The consequences of going back early can be dire. Last September, Jaquan Waller, 16, suffered a concussion during football practice at J.H. Rose High School in Greenville, N.C. A certified athletic trainer educated in concussion management wasn't onsite, and the school's first responder who examined Waller cleared him to play in a game two days later. During that game, Waller was tackled. Moments later, he collapsed on the sidelines. He died the next day. A medical examiner determined Waller died from what is called second-impact syndrome, noting that "neither impact would have been sufficient to cause death in the absence of the other impact." (See pictures of eccentric college mascots.)
Research indicates that younger, less developed brains are at greater risk of second-impact syndrome, which is why the new concussion study from the Center for Injury Research and Policy at Nationwide Children's Hospital in Columbus, Ohio, is so troubling. Submitted to a scientific journal for peer review, the yet-to-be-published study examined 1,308 concussion incidents reported by athletic trainers and found that in girls' volleyball and boys' basketball and baseball, more than half of concussed players returned to play too soon.
"These levels are way too high," says Dawn Comstock, an Ohio State pediatrics professor and co-author of the new study.

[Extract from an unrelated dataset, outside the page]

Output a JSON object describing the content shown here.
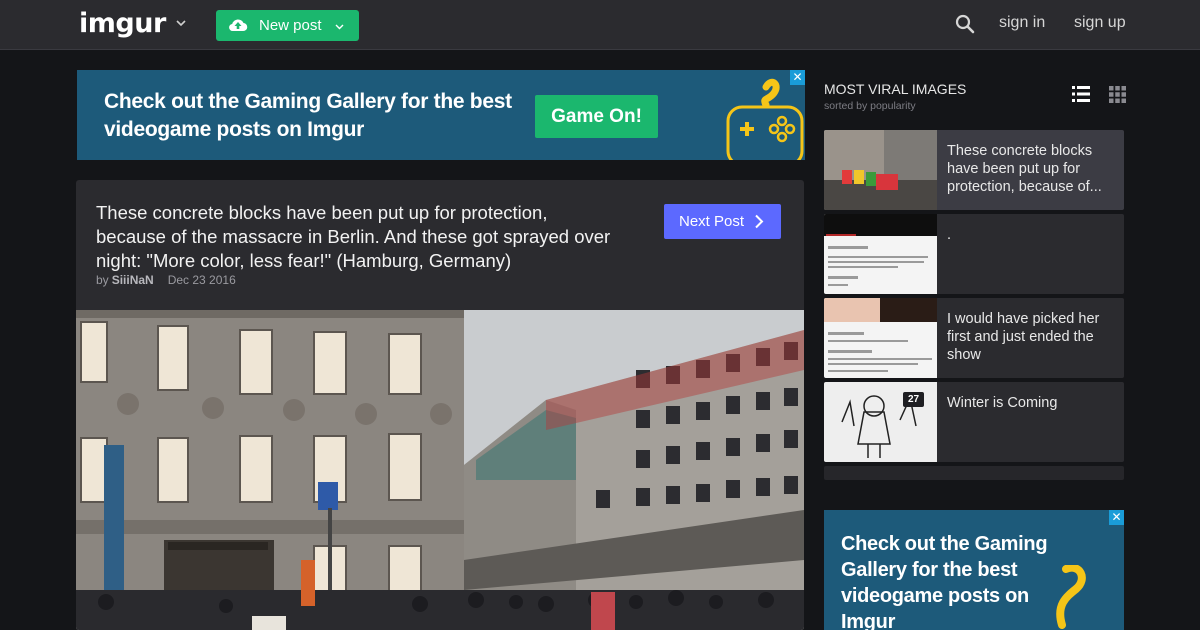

She cites several factors that are driving the numbers. Not enough high schools have certified trainers who know how to deal with concussions--just 42% do, according to the National Athletic Trainers' Association. In some instances, overcompetitive coaches, who are not required to be trained in concussion management, are pushing players back onto the field. And too often the players themselves aren't reporting head trauma, with team spirit giving them too much of a warrior mentality.